OPNsense will start its DHCP server on LAN automatically. Default LAN IP is 192.168.1.1.

Step 5: Initial Configuration

Connect a device to your LAN and navigate to https://192.168.1.1. Default credentials are root / opnsense.

Run through the setup wizard:

  1. Set your hostname and DNS servers (I use 1.1.1.1 and 9.9.9.9)
  2. Configure WAN — usually DHCP if your modem handles the PPPoE, or PPPoE directly if you want OPNsense to dial out
  3. Set a new admin password

At this point you have a working firewall. Everything on LAN can reach the internet; nothing from WAN can reach LAN unprompted.

What I Did Next

Once the basics were running, I went further:

VLANs — I created separate VLANs for trusted devices, IoT gear, and a lab/homelab segment. This keeps my Proxmox management interface isolated from the network my smart plugs are on.
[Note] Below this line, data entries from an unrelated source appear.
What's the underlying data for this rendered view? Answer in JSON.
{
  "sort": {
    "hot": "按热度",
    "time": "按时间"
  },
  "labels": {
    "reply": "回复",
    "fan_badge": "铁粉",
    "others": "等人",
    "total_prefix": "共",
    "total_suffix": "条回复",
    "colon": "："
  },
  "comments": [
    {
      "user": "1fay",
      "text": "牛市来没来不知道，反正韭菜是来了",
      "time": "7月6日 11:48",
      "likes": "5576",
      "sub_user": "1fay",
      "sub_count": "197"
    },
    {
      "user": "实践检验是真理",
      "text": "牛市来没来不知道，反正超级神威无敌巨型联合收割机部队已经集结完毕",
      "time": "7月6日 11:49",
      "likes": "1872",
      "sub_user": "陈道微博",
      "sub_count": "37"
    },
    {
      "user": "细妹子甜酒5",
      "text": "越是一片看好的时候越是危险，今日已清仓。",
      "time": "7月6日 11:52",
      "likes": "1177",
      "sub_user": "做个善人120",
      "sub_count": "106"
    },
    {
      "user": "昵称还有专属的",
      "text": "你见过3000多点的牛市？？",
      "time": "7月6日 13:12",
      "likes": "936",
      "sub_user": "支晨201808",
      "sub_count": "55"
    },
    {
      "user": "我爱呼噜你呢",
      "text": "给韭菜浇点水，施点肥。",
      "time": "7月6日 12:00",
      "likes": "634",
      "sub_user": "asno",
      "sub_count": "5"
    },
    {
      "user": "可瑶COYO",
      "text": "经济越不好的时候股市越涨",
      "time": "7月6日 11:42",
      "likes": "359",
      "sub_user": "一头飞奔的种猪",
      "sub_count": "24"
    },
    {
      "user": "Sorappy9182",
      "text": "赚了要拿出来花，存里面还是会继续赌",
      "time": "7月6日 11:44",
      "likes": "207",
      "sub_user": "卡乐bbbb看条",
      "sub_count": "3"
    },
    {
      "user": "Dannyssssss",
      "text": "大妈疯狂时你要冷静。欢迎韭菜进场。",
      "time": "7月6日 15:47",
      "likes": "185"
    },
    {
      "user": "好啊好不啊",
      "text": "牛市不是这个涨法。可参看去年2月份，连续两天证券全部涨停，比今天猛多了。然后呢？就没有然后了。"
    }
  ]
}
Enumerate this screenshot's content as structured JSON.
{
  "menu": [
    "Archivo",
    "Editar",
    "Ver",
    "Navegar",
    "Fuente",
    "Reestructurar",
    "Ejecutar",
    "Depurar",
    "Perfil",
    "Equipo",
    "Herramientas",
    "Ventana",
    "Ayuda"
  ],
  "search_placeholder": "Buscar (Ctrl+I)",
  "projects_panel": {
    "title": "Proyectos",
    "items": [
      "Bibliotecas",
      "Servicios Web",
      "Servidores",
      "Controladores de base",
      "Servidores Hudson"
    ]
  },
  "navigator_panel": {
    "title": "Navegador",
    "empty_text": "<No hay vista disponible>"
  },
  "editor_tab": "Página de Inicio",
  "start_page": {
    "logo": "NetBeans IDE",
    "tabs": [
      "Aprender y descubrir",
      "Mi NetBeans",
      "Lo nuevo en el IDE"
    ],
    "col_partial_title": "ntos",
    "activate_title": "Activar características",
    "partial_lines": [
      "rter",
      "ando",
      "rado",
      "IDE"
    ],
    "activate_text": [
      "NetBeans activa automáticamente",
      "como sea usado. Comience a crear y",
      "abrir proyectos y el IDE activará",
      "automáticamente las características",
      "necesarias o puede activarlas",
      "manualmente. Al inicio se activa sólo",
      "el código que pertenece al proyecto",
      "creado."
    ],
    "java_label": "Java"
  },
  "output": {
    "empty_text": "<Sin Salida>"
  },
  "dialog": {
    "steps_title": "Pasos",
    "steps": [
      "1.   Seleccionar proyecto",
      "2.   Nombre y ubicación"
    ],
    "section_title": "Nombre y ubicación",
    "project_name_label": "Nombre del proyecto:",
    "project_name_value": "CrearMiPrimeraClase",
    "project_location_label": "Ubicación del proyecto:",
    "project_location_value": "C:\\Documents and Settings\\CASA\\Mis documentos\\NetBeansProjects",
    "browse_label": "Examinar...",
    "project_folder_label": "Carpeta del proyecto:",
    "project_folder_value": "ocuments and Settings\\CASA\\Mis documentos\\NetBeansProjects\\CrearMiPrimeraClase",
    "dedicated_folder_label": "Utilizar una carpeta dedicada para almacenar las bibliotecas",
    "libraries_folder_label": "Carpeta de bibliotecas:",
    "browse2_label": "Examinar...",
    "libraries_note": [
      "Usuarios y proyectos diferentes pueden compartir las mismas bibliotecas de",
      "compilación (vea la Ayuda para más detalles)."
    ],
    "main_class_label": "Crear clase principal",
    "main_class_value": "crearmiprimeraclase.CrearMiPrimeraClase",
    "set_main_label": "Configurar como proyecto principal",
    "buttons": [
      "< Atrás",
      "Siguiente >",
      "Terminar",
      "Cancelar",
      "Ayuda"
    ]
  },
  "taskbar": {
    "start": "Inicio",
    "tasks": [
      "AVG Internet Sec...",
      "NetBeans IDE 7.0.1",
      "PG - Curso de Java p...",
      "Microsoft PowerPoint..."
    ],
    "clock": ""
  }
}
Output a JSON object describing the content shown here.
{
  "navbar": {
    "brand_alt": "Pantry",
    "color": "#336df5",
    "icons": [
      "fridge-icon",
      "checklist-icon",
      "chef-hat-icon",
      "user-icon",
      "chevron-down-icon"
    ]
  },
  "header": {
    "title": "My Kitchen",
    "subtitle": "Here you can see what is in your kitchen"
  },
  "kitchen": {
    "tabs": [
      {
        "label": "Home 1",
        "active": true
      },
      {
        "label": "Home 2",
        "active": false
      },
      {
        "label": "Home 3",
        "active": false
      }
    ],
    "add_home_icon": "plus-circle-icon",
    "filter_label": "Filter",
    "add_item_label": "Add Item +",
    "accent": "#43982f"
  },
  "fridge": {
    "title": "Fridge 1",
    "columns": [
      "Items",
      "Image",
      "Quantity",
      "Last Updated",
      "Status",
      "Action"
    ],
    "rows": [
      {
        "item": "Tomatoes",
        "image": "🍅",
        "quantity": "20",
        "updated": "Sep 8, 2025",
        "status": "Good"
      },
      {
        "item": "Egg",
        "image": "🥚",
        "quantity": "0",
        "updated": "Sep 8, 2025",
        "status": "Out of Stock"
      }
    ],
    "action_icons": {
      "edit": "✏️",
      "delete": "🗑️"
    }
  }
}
OPNsense handles inter-VLAN routing and firewall rules between them.

Unbound DNS — OPNsense has a built-in DNS resolver. I use it to block ad domains network-wide and to resolve local hostnames (so I can reach services by name instead of IP).

Suricata IDS — Optional, but OPNsense has Suricata built in. I have it running in detection-only mode on the WAN interface, mostly out of curiosity about what’s hitting the edge.

Automatic backups — OPNsense can export its config as an XML file. I have a cron job that pulls this to a folder on my Synology RS814 weekly.

The Gotchas

A few things that tripped me up:

  • Console access matters. If you misconfigure the LAN interface, you’ll lose web UI access. Keep the Proxmox console open so you can fix things via CLI.
  • VirtIO drivers. Use VirtIO for network adapters in the VM — the performance difference over e1000 is noticeable when you’re moving a lot of traffic.
  • Snapshots before upgrades. OPNsense updates are usually smooth, but I’ve had one upgrade scramble a plugin config. Always snapshot first.
  • IOMMU for passthrough. If you want true PCIe passthrough rather than Linux bridges, make sure intel_iommu=on (or amd_iommu=on) is in your Proxmox GRUB config.

Is It Worth It?

Absolutely. Running OPNsense as a Proxmox VM costs nothing extra if you already have the hardware, and it turns your homelab network into something you actually understand and control. The combination of proper firewall rules, DNS control, and VLANs makes a bigger difference than almost any other homelab upgrade I’ve made.

If you’re already running Proxmox and your network is still “whatever the ISP router does,” this is the next thing to set up.